SPAR promotions and events manager Alan Stapleton said they had worked towards extending their influence to other sectors in recent times.
“For many years we focused on those who needed wheelchairs, but last year we added the collection of walking aids for the Amputee Support Group and now we are taking it one step further by incorporating the Nkosinathi Foundation to embrace the visually impaired,” he said.
“The helpers during Wheelchair Wednesday month wear simulation glasses, which give them a feel what it is like for a person who is going blind.”
The Nkosinathi Foundation has been operating for eight decades after a group of blind people who felt vulnerable and alone got together to help each other – and with a mission to break the barriers of blindness.
Anne-Marie Stephenson, the foundation’s resource development officer, said they had been able to assist thousands of blind and partially sighted people in Gqeberha.

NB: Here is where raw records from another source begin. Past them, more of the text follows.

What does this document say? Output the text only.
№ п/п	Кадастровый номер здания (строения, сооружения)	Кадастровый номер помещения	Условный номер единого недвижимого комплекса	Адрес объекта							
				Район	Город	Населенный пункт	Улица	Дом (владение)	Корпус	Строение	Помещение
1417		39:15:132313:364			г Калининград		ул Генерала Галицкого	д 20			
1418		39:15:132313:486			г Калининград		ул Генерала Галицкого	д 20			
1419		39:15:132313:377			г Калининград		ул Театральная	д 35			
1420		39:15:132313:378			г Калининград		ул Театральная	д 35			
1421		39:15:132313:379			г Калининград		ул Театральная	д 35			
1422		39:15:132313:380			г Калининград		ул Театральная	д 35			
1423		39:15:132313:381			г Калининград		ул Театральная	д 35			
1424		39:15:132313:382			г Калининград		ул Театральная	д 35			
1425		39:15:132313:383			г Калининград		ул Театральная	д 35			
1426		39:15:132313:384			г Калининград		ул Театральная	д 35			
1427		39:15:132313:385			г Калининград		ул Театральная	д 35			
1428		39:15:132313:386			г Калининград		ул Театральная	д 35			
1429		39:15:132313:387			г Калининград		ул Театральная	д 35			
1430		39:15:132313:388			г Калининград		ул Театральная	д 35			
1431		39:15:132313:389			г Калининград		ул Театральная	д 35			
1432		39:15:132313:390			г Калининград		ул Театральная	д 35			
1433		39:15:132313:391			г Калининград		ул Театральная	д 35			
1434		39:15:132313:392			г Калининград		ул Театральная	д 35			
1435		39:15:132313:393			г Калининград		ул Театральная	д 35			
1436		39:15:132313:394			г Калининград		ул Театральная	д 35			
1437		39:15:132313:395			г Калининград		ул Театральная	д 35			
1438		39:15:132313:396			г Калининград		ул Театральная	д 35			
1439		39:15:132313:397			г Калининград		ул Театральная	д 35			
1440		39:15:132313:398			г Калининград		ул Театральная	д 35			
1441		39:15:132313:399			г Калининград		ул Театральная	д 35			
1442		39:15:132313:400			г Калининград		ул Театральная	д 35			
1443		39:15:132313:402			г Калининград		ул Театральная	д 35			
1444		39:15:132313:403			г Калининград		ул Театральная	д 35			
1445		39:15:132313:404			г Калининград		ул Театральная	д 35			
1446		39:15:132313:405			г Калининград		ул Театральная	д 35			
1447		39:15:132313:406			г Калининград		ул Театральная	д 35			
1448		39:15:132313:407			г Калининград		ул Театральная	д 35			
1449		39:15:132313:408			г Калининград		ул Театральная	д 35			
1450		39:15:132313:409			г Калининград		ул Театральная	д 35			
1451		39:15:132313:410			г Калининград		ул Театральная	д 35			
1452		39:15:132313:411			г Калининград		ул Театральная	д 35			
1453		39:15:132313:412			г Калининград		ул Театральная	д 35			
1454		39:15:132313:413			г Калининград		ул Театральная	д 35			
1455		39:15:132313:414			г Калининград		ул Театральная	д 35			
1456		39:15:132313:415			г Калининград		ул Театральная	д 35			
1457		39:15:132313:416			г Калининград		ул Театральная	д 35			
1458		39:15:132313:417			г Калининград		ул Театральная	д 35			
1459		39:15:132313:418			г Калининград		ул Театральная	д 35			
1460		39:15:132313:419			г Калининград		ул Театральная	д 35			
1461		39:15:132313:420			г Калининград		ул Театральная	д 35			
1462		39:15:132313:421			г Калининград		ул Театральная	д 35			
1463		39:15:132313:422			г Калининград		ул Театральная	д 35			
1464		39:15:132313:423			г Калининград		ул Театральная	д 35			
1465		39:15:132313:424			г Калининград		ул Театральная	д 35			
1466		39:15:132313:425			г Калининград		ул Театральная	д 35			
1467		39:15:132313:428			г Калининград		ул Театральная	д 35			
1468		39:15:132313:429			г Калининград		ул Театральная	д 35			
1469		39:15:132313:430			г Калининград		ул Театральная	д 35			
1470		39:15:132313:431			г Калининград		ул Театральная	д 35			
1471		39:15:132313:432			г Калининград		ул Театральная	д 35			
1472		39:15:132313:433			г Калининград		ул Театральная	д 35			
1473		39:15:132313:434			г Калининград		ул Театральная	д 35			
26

“Nkosinathi means ‘God is with us’ and God certainly has been with the foundation over its 80 years of existence,” she said.
“The value of support groups is well-known and this group grew into an 80-year-old body that is a registered non-profit organisation.
“We would like to thank SPAR and APD for inviting us to join this amazing campaign; we really appreciate the sharing. We all have to work together to make the world a better place and that includes the disability sector.”
Stephenson said Nkosinathi’s approach was to focus on the rehabilitation of the person who was affected as opposed to doing research into blindness.
“We work to try to integrate people back into communities and to find employment because it’s a very lonely place when you are blind,” she said. “We need to help them get their self-respect back and we need our communities to respect them.
“The problem is that society creates the barriers because sometimes we don’t make our amenities user-friendly for the visually impaired.
“So the foundation has a mission to educate our communities and to help them understand what it is like, both physically and mentally, to be visually impaired.”
Stephenson added that the organisation focused on early detection screening methods.
“Nkosinathi is working towards creating awareness of losing your sight as 80 per cent of blindness can be prevented by early detection.
“With the help of an overseas funder we are doing a lot of early detection screenings, in the metro and further afield, to help to discover conditions that can save a child’s eyesight.”
She said the simulator glasses used during the Wheelchair Wednesday campaign would give participants a good idea of what it was like to be visually impaired.
“It will make you aware of how frustrating it is and how vulnerable you feel from both a physical and psychological aspect.
“Then you will begin to understand how any disabled person feels and perhaps this will help in some way to change the way the world sees blindness.”